Thomas Cook India has signed an agreement with dnata Travel to take over the latter’s corporate travel business portfolio and serve its existing clients as the travel management company closes its operations in India.
As per the agreement, there will be no transfer of assets, liabilities or manpower from dnata Travel to Thomas Cook India, with the latter only acting as an alternative service provider.
Speaking to TTG Asia, Thomas Cook India CEO & executive director, Mahesh Iyer, said: “dnata Travel wanted a stable partner who can act as a ‘safe house’ for their corporate clients with whom they have a long-term relationship… So, effectively it is going to be a migration of all the existing contracts of dnata Travel to Thomas Cook India.
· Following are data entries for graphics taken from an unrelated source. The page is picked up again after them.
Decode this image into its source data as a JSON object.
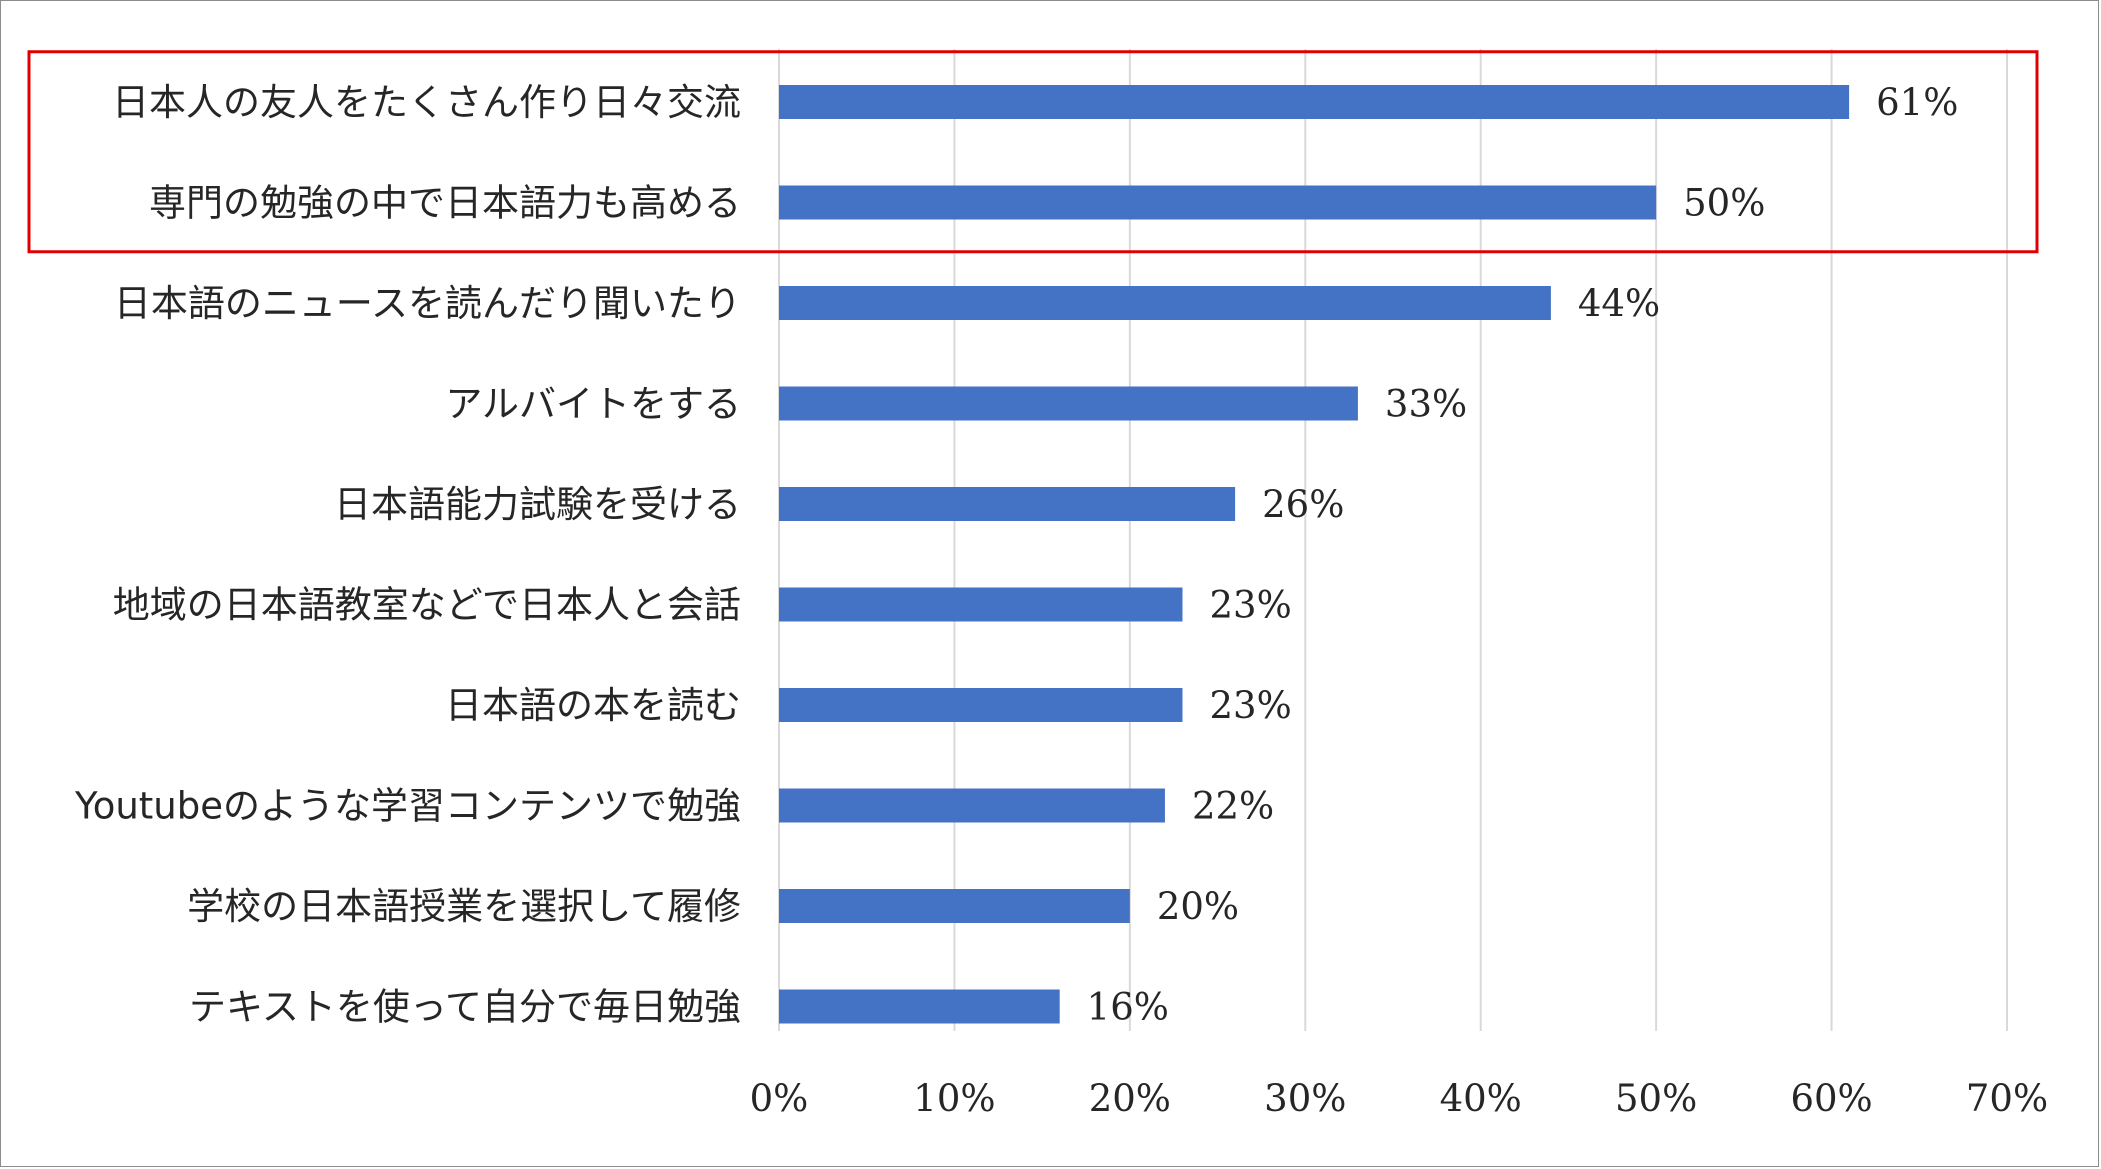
{
  "chart_data": {
    "type": "bar",
    "orientation": "horizontal",
    "categories": [
      "日本人の友人をたくさん作り日々交流",
      "専門の勉強の中で日本語力も高める",
      "日本語のニュースを読んだり聞いたり",
      "アルバイトをする",
      "日本語能力試験を受ける",
      "地域の日本語教室などで日本人と会話",
      "日本語の本を読む",
      "Youtubeのような学習コンテンツで勉強",
      "学校の日本語授業を選択して履修",
      "テキストを使って自分で毎日勉強"
    ],
    "values": [
      61,
      50,
      44,
      33,
      26,
      23,
      23,
      22,
      20,
      16
    ],
    "value_labels": [
      "61%",
      "50%",
      "44%",
      "33%",
      "26%",
      "23%",
      "23%",
      "22%",
      "20%",
      "16%"
    ],
    "xlim": [
      0,
      70
    ],
    "xticks": [
      0,
      10,
      20,
      30,
      40,
      50,
      60,
      70
    ],
    "xtick_labels": [
      "0%",
      "10%",
      "20%",
      "30%",
      "40%",
      "50%",
      "60%",
      "70%"
    ],
    "grid": "vertical",
    "legend": "none",
    "title": "",
    "xlabel": "",
    "ylabel": "",
    "highlighted_categories": [
      0,
      1
    ],
    "colors": {
      "bar": "#4472C4",
      "gridline": "#D9D9D9",
      "highlight_box": "#E00000",
      "text": "#262626"
    }
  }
}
There was no financial commitment from either party for this transaction.”
The transition is expected to be completed in the next few weeks. The agreement was concluded after an extensive process of evaluation by dnata Travel.
dnata Travel regional vice president, Rashid Al Awadhi, said: “Whilst we are disappointed to be exiting the corporate market in India, it has always been our intention to provide our valued customers with an alternative option. We are delighted that we can now offer customers the option of a seamless transition to Thomas Cook.”
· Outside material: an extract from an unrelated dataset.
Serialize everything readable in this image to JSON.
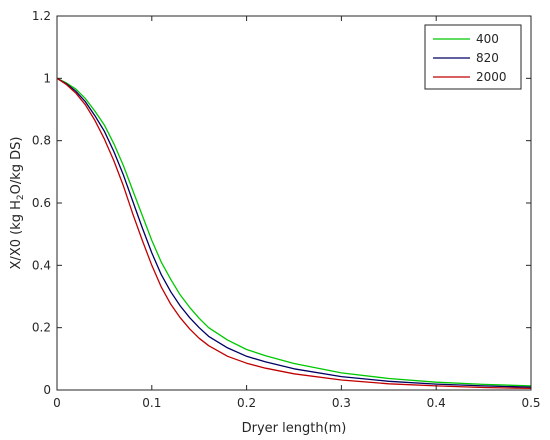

Iyer declined to divulge the size of dnata’s existing corporate client base, but said that he expects a slow recovery of corporate travel business in India, beginning with domestic markets.
He added: “The fact that we are already dealing with a lot of corporates and have the required infrastructure support puts us in good stead to serve dnata’s clients. We have started to see early green shots in corporate travel and expect to witness some recovery from the international side too beginning 4Q2020. I also expect more consolidation happening in the corporate travel business in India.”